We still await May fundraising from Stokes and the other two candidates in the field. All fundraising reports are due by Friday.
Republicans are likely to win this one, potentially in August. No Democrat has filed to run. But if no competition manifests, the August vote will be an open Primary, allowing non-Republicans to vote.
Book club
As suggested in a tweet last weekend, Jacksonville Mayor Lenny Curry continues to expand his intellectual interests.
“Read René Girard,” recommended the second-term Republican Friday night.
Read Rene Girard.
— Lenny Curry (@lennycurry) June 4, 2022
Girard, a 20th-century French theorist, would seem to be an obscure reference point. There weren’t many attaboys for the Mayor’s invocation of this Gallic touchstone of literary theory.
And perhaps that’s too bad.
Girard pioneered literary concepts that are valuable reference points for this moment of crisis in Jacksonville history, including the idea of the “mimetic crisis,” where desire is created out of imitation of someone else’s desire, rather than a genuine personal investment.
The idea of the “scapegoat” was a Girardian construct, and it also seems readily applicable to politics. Just as desire focuses on an object, so too does opprobrium, with a cascade of hatred cast at some unlucky object of scorn before it is destroyed and then forgotten as the next collective scapegoat emerges.

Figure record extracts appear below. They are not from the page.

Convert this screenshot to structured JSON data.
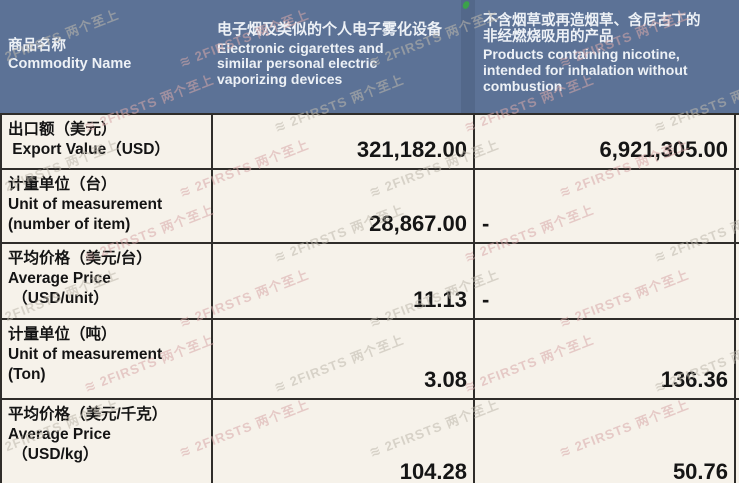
{
  "chart_data": {
    "type": "table",
    "title": "",
    "columns": [
      "商品名称 Commodity Name",
      "电子烟及类似的个人电子雾化设备 Electronic cigarettes and similar personal electric vaporizing devices",
      "不含烟草或再造烟草、含尼古丁的非经燃烧吸用的产品 Products containing nicotine, intended for inhalation without combustion"
    ],
    "rows": [
      [
        "出口额（美元） Export Value（USD）",
        321182.0,
        6921305.0
      ],
      [
        "计量单位（台） Unit of measurement (number of item)",
        28867.0,
        null
      ],
      [
        "平均价格（美元/台） Average Price（USD/unit）",
        11.13,
        null
      ],
      [
        "计量单位（吨） Unit of measurement (Ton)",
        3.08,
        136.36
      ],
      [
        "平均价格（美元/千克） Average Price（USD/kg）",
        104.28,
        50.76
      ]
    ]
  },
  "header": {
    "col1": {
      "zh": "商品名称",
      "en": "Commodity Name"
    },
    "col2": {
      "zh": "电子烟及类似的个人电子雾化设备",
      "en": "Electronic cigarettes and\nsimilar personal electric\nvaporizing devices"
    },
    "col3": {
      "zh": "不含烟草或再造烟草、含尼古丁的\n非经燃烧吸用的产品",
      "en": "Products containing nicotine,\nintended for inhalation without\ncombustion"
    }
  },
  "rows": [
    {
      "zh": "出口额（美元）",
      "en1": " Export Value（USD）",
      "en2": "",
      "v1": "321,182.00",
      "v2": "6,921,305.00"
    },
    {
      "zh": "计量单位（台）",
      "en1": "Unit of measurement",
      "en2": "(number of item)",
      "v1": "28,867.00",
      "v2": "-"
    },
    {
      "zh": "平均价格（美元/台）",
      "en1": "Average Price",
      "en2": " （USD/unit）",
      "v1": "11.13",
      "v2": "-"
    },
    {
      "zh": "计量单位（吨）",
      "en1": "Unit of measurement",
      "en2": "(Ton)",
      "v1": "3.08",
      "v2": "136.36"
    },
    {
      "zh": "平均价格（美元/千克）",
      "en1": "Average Price",
      "en2": " （USD/kg）",
      "v1": "104.28",
      "v2": "50.76"
    }
  ],
  "watermark": {
    "logo_glyph": "≋",
    "text": "2FIRSTS 两个至上"
  },
  "colors": {
    "header_bg": "#5c7296",
    "header_text": "#edf1f6",
    "body_bg": "#f6f2ea",
    "border": "#2f2d2a",
    "value_text": "#151515",
    "green_dot": "#3ba24b",
    "watermark_pink": "#d8a9a9",
    "watermark_gray": "#bfb9ad"
  }
}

The ritualization of sacrifice, another tenet of contemporary politics, was a hallmark of Girard’s “Violence and the Sacred.”
We’ve come a long way, baby, from Mayor John Peyton’s book club, with texts for children. Few are the youngsters who are ready for French deconstruction theory, after all.

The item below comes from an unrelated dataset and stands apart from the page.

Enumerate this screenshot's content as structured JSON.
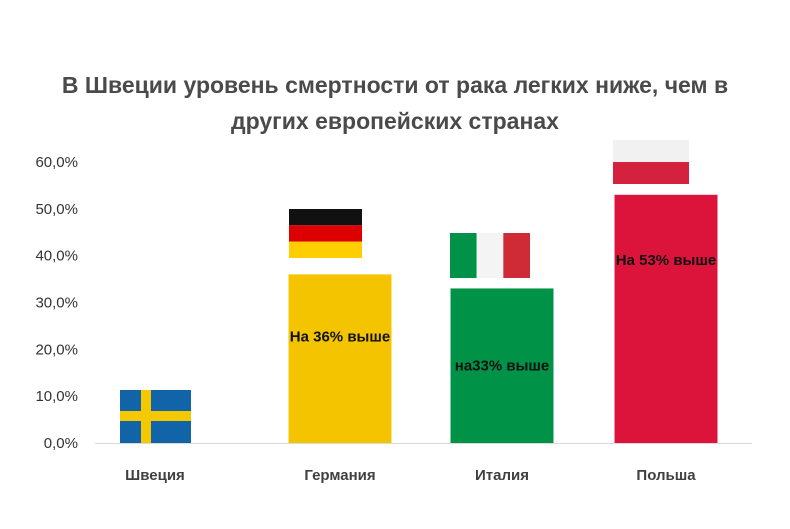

Curry, a former chair of the Republican Party of Florida, rejected a run for a new Republican-leaning Congressional seat that includes western Duval, and perhaps his reading list explains what gave him pause.
Better to run one campaign too few than one campaign too many, especially given a Republican base that turns yesterday’s heroes into today’s RINO “scapegoats.”
Take CAIR
Flagler Health+ is hosting a ribbon-cutting ceremony for the new CAIR Center, to help at-risk youth and adults in crisis or urgent need of access to mental and behavioral health services.

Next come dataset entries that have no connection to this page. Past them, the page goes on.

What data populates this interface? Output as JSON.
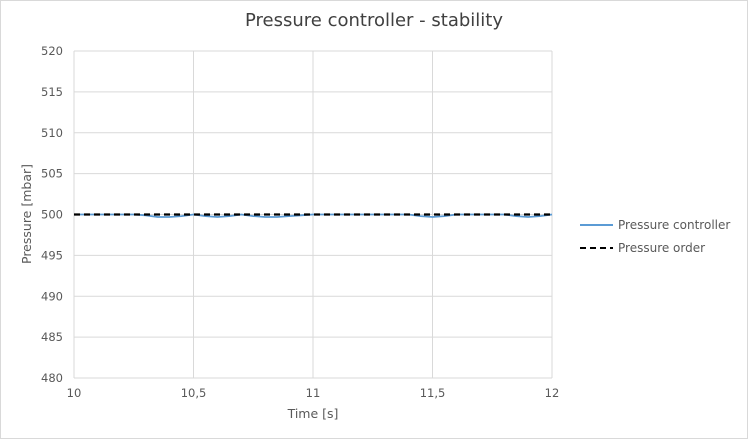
{
  "chart_data": {
    "type": "line",
    "title": "Pressure controller - stability",
    "xlabel": "Time [s]",
    "ylabel": "Pressure [mbar]",
    "xlim": [
      10,
      12
    ],
    "ylim": [
      480,
      520
    ],
    "x_ticks": [
      10,
      10.5,
      11,
      11.5,
      12
    ],
    "x_tick_labels": [
      "10",
      "10,5",
      "11",
      "11,5",
      "12"
    ],
    "y_ticks": [
      480,
      485,
      490,
      495,
      500,
      505,
      510,
      515,
      520
    ],
    "y_tick_labels": [
      "480",
      "485",
      "490",
      "495",
      "500",
      "505",
      "510",
      "515",
      "520"
    ],
    "grid": true,
    "legend_position": "right",
    "x": [
      10,
      10.05,
      10.1,
      10.15,
      10.2,
      10.25,
      10.3,
      10.35,
      10.4,
      10.45,
      10.5,
      10.55,
      10.6,
      10.65,
      10.7,
      10.75,
      10.8,
      10.85,
      10.9,
      10.95,
      11,
      11.05,
      11.1,
      11.15,
      11.2,
      11.25,
      11.3,
      11.35,
      11.4,
      11.45,
      11.5,
      11.55,
      11.6,
      11.65,
      11.7,
      11.75,
      11.8,
      11.85,
      11.9,
      11.95,
      12
    ],
    "series": [
      {
        "name": "Pressure controller",
        "color": "#5b9bd5",
        "style": "solid",
        "values": [
          500,
          500,
          500,
          500,
          500,
          500,
          499.9,
          499.7,
          499.7,
          499.8,
          500,
          499.8,
          499.7,
          499.8,
          500,
          499.8,
          499.7,
          499.7,
          499.8,
          499.9,
          500,
          500,
          500,
          500,
          500,
          500,
          500,
          500,
          500,
          499.8,
          499.7,
          499.8,
          500,
          500,
          500,
          500,
          500,
          499.8,
          499.7,
          499.8,
          500
        ]
      },
      {
        "name": "Pressure order",
        "color": "#000000",
        "style": "dashed",
        "values": [
          500,
          500,
          500,
          500,
          500,
          500,
          500,
          500,
          500,
          500,
          500,
          500,
          500,
          500,
          500,
          500,
          500,
          500,
          500,
          500,
          500,
          500,
          500,
          500,
          500,
          500,
          500,
          500,
          500,
          500,
          500,
          500,
          500,
          500,
          500,
          500,
          500,
          500,
          500,
          500,
          500
        ]
      }
    ]
  }
}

CAIR (“Crisis, Assessment, Intervention and Referral”) Center aims to be a supportive, compassionate place to access crisis assessment, brief interventions, referral services, and care coordination support with individuals to set up a long-term connection with a mental health provider.
The event — which will also feature a short program of speakers — is tomorrow at 10 a.m. CAIR Center at Flagler Health+, 300 Health Park Blvd., Suite 1008, St. Augustine. Afterward is an opportunity to tour the facility. Learn more at www.flaglerhealth.org.
Bicentennial Bash
Jacksonville’s two centuries of history will be celebrated in the June sunshine this weekend in the heart of Downtown.
James Weldon Johnson Park will host the celebration this Saturday; a can’t miss event. As the Jax200 splash page suggests, a city “only gets one Bicentennial.”
Events will last all day, including music from morning to night, mural painting, and historical character re-enactments. The opening ceremony, which includes a mayoral proclamation, is at 3 p.m., followed by a parade.
As Jacksonville looks forward to a future of growth and change, it’s helpful to consider — and celebrate — where the city has been.
Code switch
The “904” will be joined by the “324,” reports First Coast News.
In response to continued growth in Northeast Florida, the new area code will serve as an overlay for the current numeric.
“As Florida’s fourth originally assigned area code, the 904 area code has a long history of adapting to Florida’s growth,” said Public Service Commission Chair Andrew Fay. “This approved relief was the first of its kind for Jacksonville as the 324 area code overlay is designed to meet the increased demand for new numbers in this thriving area.”
The 904 previously included areas that became the 352 and 386 area codes, but this will be the first overlapping area code for the region.